Since I posted yesterday, I found the name of the dragonfly photographer: Charmaine K. I hope she will not mind me using her wonderful photos here.
Glittering blues and greens. Opal. Blood red. Ultramarine. No wonder dragonflies are talismans of summer, one of the few insects we welcome unreservedly to the season of exposed skin.
Greybacks, clubtails, darners, biddies, and skimmers. Their names are poetry. Popular names are even more evocative. Water maidens. Demoiselles. Horse stingers. Mosquito hawks. Devil's darning needles. Snake doctors.

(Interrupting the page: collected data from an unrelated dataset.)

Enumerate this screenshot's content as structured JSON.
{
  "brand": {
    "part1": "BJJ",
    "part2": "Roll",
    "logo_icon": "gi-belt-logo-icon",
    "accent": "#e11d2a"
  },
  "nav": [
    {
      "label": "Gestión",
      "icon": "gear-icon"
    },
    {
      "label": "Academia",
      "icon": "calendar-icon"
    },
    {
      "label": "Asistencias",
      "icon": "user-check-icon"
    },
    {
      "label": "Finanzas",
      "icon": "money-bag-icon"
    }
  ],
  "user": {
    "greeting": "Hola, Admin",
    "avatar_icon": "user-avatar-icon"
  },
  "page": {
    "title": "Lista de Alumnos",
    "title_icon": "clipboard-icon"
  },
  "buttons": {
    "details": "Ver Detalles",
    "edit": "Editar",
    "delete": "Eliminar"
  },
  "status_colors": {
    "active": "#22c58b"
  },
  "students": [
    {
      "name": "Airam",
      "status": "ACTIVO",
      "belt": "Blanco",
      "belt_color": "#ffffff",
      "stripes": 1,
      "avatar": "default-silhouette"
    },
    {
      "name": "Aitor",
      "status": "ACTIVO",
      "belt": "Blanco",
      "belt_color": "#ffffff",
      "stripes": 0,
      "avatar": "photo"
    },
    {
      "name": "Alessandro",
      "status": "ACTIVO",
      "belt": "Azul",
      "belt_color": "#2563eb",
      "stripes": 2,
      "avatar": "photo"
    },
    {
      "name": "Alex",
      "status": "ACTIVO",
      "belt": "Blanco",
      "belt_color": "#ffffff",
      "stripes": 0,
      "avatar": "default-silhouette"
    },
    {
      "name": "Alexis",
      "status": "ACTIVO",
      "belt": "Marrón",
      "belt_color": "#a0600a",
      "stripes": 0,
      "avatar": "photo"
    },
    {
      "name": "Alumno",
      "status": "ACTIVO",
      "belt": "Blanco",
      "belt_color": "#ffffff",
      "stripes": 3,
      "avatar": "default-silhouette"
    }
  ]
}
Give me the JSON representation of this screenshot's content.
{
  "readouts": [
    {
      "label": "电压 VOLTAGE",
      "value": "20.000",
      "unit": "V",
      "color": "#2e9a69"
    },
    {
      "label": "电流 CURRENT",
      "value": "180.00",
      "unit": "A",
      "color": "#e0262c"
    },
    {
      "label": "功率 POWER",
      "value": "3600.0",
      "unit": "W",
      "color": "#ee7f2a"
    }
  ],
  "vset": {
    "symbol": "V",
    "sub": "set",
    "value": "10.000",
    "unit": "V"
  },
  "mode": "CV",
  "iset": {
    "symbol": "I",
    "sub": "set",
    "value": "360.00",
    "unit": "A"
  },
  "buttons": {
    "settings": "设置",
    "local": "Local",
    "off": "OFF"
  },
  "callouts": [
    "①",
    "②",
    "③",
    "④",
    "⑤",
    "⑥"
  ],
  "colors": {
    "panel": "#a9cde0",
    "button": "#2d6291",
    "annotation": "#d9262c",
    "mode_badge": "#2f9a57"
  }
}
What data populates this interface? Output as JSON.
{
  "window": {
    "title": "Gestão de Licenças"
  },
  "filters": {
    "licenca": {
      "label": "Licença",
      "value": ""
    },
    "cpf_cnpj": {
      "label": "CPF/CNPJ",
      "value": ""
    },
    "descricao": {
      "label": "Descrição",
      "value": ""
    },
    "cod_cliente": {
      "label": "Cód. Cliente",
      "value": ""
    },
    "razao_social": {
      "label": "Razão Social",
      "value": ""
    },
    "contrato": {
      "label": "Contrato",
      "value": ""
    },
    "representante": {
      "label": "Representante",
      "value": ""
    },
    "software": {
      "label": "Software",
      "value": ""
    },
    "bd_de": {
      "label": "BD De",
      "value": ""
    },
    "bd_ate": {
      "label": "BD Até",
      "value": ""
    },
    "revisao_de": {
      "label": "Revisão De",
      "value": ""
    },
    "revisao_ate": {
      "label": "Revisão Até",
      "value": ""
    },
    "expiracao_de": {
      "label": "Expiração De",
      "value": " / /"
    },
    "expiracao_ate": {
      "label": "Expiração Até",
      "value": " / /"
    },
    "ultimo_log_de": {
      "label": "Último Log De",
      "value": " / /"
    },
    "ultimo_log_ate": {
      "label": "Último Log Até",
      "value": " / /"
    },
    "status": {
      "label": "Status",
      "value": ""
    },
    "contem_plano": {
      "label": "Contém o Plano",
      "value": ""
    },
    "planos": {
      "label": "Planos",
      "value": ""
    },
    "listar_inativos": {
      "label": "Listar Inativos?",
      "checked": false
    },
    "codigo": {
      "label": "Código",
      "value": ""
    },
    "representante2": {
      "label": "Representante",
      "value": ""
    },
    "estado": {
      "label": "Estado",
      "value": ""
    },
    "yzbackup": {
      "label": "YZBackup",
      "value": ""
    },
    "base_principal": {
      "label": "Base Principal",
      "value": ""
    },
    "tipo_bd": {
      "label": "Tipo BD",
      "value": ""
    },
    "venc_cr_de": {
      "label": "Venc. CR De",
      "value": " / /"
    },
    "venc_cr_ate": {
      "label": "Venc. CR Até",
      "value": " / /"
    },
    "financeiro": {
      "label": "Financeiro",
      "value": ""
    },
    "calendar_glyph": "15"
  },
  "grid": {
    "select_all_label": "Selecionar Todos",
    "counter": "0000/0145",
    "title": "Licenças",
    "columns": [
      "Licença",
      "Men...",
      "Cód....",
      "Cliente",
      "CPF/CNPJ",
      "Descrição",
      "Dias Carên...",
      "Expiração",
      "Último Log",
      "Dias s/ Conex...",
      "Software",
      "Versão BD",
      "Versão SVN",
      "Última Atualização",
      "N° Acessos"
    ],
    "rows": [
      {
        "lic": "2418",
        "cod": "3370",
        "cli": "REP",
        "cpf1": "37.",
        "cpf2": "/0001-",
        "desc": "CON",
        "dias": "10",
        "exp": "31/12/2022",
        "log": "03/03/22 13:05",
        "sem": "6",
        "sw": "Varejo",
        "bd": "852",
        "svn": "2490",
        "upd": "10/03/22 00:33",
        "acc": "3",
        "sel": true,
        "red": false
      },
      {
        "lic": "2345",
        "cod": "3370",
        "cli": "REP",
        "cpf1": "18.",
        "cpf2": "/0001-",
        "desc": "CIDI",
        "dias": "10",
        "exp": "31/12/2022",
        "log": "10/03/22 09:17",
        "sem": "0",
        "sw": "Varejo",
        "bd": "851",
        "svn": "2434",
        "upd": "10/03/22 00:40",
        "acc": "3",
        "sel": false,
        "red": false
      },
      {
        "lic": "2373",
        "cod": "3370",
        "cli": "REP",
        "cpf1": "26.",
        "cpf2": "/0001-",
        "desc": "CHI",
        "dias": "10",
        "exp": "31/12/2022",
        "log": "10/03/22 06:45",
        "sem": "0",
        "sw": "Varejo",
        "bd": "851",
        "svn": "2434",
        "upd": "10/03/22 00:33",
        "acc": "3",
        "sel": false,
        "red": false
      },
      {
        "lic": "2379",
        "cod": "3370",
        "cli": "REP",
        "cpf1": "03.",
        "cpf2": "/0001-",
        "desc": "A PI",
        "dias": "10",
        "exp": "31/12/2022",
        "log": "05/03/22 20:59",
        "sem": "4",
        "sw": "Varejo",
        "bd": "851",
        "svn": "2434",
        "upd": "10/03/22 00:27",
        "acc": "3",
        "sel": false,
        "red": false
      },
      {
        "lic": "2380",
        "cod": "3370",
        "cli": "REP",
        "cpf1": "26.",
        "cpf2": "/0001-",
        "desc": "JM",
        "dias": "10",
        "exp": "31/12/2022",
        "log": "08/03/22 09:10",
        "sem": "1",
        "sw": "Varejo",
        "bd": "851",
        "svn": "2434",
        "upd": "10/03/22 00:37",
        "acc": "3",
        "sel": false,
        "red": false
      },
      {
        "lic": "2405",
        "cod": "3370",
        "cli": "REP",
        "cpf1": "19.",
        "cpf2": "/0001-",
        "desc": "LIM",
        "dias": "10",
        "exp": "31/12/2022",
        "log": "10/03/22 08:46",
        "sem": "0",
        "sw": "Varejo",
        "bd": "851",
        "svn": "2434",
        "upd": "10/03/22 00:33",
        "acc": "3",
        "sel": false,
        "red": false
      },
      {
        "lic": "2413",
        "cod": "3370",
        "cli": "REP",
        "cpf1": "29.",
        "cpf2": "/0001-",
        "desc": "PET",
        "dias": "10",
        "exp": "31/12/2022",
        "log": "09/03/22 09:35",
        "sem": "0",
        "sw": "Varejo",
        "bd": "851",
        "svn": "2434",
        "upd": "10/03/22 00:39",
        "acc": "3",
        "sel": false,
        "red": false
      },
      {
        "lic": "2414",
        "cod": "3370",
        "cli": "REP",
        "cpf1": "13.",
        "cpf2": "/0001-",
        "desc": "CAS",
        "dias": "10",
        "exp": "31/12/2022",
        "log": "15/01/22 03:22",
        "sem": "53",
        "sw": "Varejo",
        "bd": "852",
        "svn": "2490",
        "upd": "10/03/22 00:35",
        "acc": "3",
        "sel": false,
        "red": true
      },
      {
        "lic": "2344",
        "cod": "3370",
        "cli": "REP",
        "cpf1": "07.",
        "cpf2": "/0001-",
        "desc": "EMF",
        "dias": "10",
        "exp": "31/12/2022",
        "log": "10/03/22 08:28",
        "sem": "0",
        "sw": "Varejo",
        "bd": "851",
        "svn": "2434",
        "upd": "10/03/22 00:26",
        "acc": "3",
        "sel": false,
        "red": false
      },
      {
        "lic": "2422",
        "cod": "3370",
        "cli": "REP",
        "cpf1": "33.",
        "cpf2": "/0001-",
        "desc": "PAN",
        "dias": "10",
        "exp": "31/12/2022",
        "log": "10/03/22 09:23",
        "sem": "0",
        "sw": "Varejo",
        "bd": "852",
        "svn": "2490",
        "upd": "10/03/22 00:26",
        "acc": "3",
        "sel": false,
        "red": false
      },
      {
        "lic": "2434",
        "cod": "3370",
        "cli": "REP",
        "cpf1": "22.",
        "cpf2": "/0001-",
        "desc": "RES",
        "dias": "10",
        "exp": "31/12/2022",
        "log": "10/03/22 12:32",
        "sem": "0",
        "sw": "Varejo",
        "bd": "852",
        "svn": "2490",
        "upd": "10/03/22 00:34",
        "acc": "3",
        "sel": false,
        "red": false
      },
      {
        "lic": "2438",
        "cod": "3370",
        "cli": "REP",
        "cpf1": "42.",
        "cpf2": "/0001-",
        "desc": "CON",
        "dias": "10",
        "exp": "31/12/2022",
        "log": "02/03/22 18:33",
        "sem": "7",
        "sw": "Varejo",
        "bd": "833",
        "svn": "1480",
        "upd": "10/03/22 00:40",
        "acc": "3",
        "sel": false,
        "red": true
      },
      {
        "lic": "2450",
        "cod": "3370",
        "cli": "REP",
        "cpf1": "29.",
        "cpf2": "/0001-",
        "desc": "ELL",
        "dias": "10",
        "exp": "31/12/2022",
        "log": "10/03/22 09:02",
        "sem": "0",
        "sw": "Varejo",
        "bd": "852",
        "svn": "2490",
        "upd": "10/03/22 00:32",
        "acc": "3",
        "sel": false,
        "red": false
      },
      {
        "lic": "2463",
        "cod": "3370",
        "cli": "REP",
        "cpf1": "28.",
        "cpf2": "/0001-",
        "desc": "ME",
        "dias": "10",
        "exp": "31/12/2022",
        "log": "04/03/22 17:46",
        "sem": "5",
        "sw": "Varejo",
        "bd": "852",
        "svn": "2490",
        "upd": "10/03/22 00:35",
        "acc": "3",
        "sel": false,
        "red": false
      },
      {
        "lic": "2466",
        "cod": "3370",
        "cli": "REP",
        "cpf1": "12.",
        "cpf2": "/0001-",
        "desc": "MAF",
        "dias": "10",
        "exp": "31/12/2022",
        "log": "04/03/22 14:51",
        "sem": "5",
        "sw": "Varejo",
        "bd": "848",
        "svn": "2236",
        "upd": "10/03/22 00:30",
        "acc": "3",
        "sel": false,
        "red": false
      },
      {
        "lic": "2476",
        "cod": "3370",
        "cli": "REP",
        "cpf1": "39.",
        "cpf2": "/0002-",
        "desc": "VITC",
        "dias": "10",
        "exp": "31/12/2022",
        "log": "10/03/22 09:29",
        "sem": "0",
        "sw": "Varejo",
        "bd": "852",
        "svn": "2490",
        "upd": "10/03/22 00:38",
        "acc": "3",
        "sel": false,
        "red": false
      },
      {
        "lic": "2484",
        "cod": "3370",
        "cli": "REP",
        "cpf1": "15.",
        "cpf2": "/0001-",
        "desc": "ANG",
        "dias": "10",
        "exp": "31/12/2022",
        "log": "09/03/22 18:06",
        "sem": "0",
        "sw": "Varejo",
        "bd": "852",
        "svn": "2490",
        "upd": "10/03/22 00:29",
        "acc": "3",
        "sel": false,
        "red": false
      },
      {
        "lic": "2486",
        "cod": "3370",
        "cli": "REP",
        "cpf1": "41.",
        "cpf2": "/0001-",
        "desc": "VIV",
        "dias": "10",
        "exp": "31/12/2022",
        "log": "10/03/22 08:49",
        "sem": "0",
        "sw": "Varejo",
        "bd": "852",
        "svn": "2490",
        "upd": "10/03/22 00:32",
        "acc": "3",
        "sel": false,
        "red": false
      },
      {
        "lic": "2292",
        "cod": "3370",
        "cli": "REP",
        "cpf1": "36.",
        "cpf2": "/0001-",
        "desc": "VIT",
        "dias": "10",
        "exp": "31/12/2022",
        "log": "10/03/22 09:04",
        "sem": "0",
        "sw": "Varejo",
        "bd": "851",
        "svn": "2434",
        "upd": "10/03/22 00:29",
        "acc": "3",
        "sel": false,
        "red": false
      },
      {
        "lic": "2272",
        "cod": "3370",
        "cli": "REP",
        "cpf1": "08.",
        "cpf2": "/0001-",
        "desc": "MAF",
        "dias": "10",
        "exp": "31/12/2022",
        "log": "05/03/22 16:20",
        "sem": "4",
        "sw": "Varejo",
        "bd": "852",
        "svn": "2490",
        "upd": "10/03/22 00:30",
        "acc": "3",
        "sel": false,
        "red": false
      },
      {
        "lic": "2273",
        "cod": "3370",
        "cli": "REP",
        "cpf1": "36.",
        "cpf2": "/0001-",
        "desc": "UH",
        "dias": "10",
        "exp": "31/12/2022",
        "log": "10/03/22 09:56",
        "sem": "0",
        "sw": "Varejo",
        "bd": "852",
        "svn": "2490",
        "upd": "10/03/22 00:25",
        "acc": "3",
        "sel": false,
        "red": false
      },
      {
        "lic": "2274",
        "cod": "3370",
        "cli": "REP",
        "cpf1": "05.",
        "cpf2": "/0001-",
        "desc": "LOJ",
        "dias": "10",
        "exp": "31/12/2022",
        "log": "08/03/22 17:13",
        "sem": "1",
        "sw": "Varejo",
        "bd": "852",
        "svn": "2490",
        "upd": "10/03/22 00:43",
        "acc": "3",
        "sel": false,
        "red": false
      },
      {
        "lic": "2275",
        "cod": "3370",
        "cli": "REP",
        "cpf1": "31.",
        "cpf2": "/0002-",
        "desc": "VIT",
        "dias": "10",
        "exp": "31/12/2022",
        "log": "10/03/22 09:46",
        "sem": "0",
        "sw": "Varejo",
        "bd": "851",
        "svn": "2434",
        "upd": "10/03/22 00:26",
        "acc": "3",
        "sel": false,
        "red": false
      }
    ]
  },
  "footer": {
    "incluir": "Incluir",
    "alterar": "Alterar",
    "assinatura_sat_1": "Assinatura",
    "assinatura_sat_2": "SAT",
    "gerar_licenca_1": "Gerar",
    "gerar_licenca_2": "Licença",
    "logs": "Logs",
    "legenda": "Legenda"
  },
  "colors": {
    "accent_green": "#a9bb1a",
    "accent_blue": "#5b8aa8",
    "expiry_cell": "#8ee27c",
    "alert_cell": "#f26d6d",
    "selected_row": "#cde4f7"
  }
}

Forwards, backwards, straight up or down. Zip. Spin. Stop on a dime. The center of gravity lies just below the base of the wings, with helicopter balance. Opposite wings are connected by strong flight muscles, as far as I know an exclusive among insects. The two pairs of wings operate independently. A big dragonfly can reach an air speed of 60 miles per hour.
Silverfish are the most ancient insects that survive more or less unchanged into the present. Cockroaches and dragonflies are almost as old. Of these living fossils only the dragonflies are an unmitigated boon to humans. They use their netted legs like shopping carts and can gather up a hundred mosquitoes at a time. Iridescent exterminators.